Fri. Jul 19th, 2024

Brussels, 9 December 2021

A harmonised pan-European legislative framework is needed so that non-profit organisations can operate and organise themselves properly at a cross-border level.

On Thursday, the Committee on Legal Affairs adopted a series of recommendations aimed at harmonising and strengthening the legal status of non-profit organisations (NPOs) at EU level. The draft legislative initiative report was approved with 17 votes in favour and 4 votes against.

Non-profit organisations (e.g., associations, philanthropically organisations and foundations) are fundamental to representing the interests of citizens and civil society, as they support active participation in economic, democratic and social life. However, due to the lack a common EU legal status and existing discrepancies between member states’ rules, NPOs that work across borders face heavy legal and administrative burdens, preventing them from fully benefiting from the EU single market and contributing to democratic society.

To address this legal uncertainty, MEPs demand an introduction of a new legal form of European Association, including rules on its establishment, transparency and accountability. They also call for a common set of measures for NPOs in the EU, which would help create a level playing field for civil society. Such rules already exist at EU level for commercial undertakings and economic interest groups.


The rapporteur Sergey Lagodinsky (Greens/EFA, DE) said: “This vote marks an important step towards better representation of civil society at EU level. While companies could incorporate themselves for decades, civil society still lacks an appropriate legal form. Today’s proposal of a European Association and minimum standards for non-profits in the member states could be a game-changer, empowering civil society all over Europe”.

Safeguarding civil society and freedom of association

MEPs are concerned that the lack of harmonised rules at EU level will dissuade NPOs from extending their activities across borders and remind of their importance for democracy and policy making at all levels. NPOs are free to participate in political and public debates, underline MEPs, and warn of the dangers that the restricting of civic space on political grounds, and challenging NPOs’ status as public benefit association, would signify for European democracy.

Even if the freedom of movement and establishment is embedded in EU Treaties, the fundamental right of association is still not supported and promoted in many member states, caution MEPs, which hinders cross-national activities and civil society mobility, and causes legal uncertainty.

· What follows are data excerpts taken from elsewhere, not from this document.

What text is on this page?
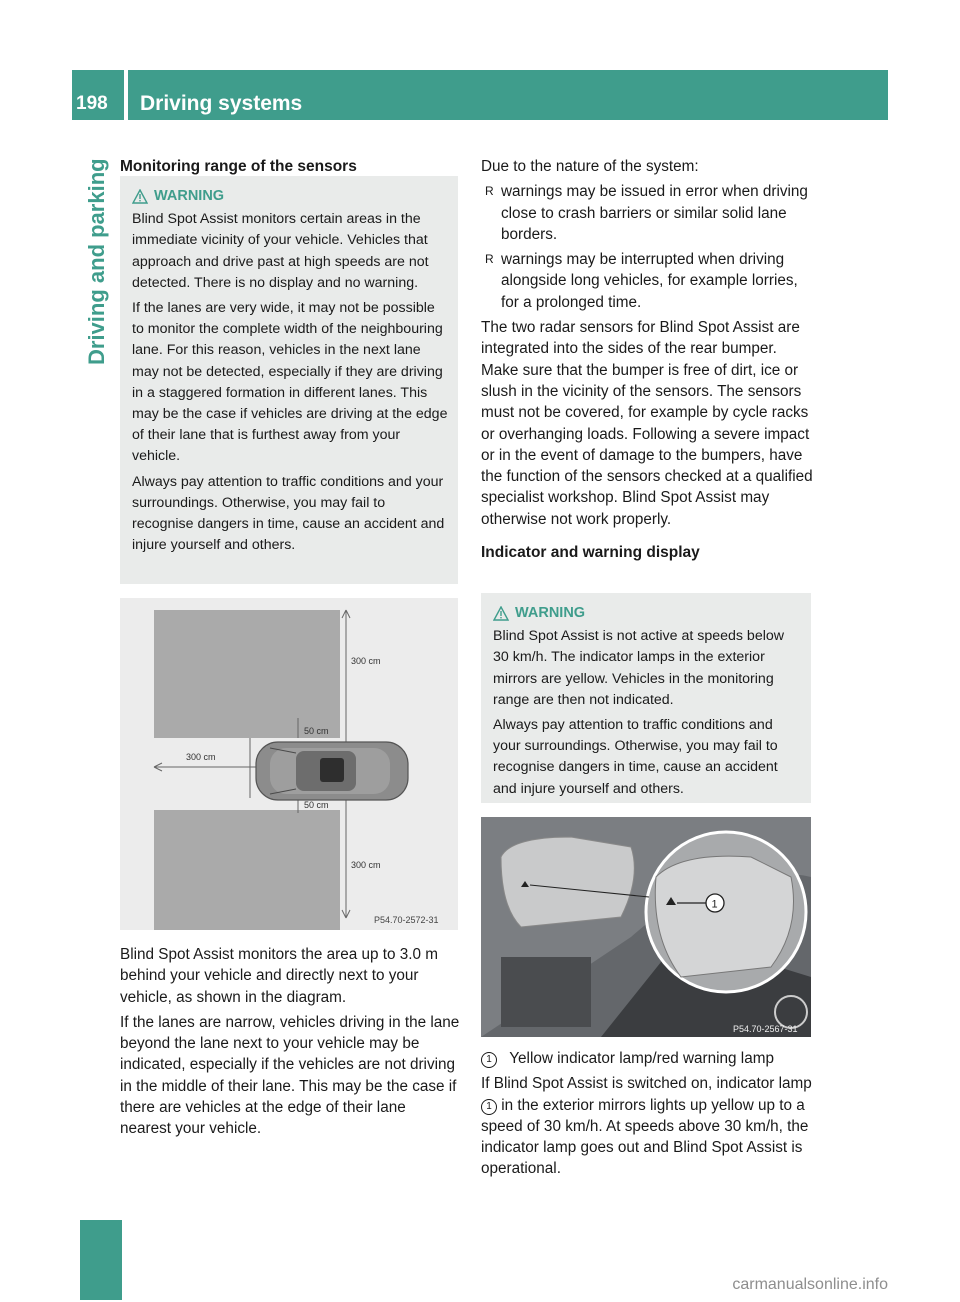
198 Driving systems
Driving and parking Monitoring range of the sensors
WARNING

Blind Spot Assist monitors certain areas in the immediate vicinity of your vehicle. Vehicles that approach and drive past at high speeds are not detected. There is no display and no warning.

If the lanes are very wide, it may not be possible to monitor the complete width of the neighbouring lane. For this reason, vehicles in the next lane may not be detected, especially if they are driving in a staggered formation in different lanes. This may be the case if vehicles are driving at the edge of their lane that is furthest away from your vehicle.

Always pay attention to traffic conditions and your surroundings. Otherwise, you may fail to recognise dangers in time, cause an accident and injure yourself and others.

300 cm
50 cm
300 cm
50 cm
300 cm
P54.70-2572-31

Blind Spot Assist monitors the area up to 3.0 m behind your vehicle and directly next to your vehicle, as shown in the diagram.

If the lanes are narrow, vehicles driving in the lane beyond the lane next to your vehicle may be indicated, especially if the vehicles are not driving in the middle of their lane. This may be the case if there are vehicles at the edge of their lane nearest your vehicle.

Due to the nature of the system:

R warnings may be issued in error when driving close to crash barriers or similar solid lane borders.
R warnings may be interrupted when driving alongside long vehicles, for example lorries, for a prolonged time.

The two radar sensors for Blind Spot Assist are integrated into the sides of the rear bumper. Make sure that the bumper is free of dirt, ice or slush in the vicinity of the sensors. The sensors must not be covered, for example by cycle racks or overhanging loads. Following a severe impact or in the event of damage to the bumpers, have the function of the sensors checked at a qualified specialist workshop. Blind Spot Assist may otherwise not work properly.

Indicator and warning display
WARNING

Blind Spot Assist is not active at speeds below 30 km/h. The indicator lamps in the exterior mirrors are yellow. Vehicles in the monitoring range are then not indicated.

Always pay attention to traffic conditions and your surroundings. Otherwise, you may fail to recognise dangers in time, cause an accident and injure yourself and others.

1
P54.70-2567-31

1 Yellow indicator lamp/red warning lamp

If Blind Spot Assist is switched on, indicator lamp 1 in the exterior mirrors lights up yellow up to a speed of 30 km/h. At speeds above 30 km/h, the indicator lamp goes out and Blind Spot Assist is operational.

carmanualsonline.info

Common minimum standards for NPOs and a European Association statute

MEPs recognise the different approaches in defining and recognising NPOs at national level, but underline that there is now a growing understanding on the need for European minimum standards and legal status for NPOs, and increased awareness among policymakers about their benefits.

They therefor call on the Commission to:

  • Recognise and promote public benefit activities of NPOs with an EU public benefit status;
  • Develop a dedicated, comprehensive strategy to strengthen civil society in Europe;
  • Submit a Regulation (thus directly applicable in all member states) establishing a statute for a European Association, based on the recommendations set out in their report;
  • Propose a Directive on common minimum standards for NPOs in the Union, creating a level playing field for non-profit organisations by establishing minimum standards, following their recommendations.

For more details and additional recommendations, see the compromise amendments approved by the Legal Affairs committee earlier on Thursday.

Next steps

The final vote for this legislative initiative report is scheduled for the January 2022 plenary session.


The legal, cultural, political and economic differences between member states continue to make the cross-border activities of NPOs very complex. The current administrative and fiscal treatment of the cross-border activities of these organisations results in higher transaction costs than at national level. Despite numerous calls by civil society and the European Parliament as early as 1987, the European Commission and member states have yet to introduce an appropriate European legislation for non-profit organisations, similar to that of their for-profit counterparts.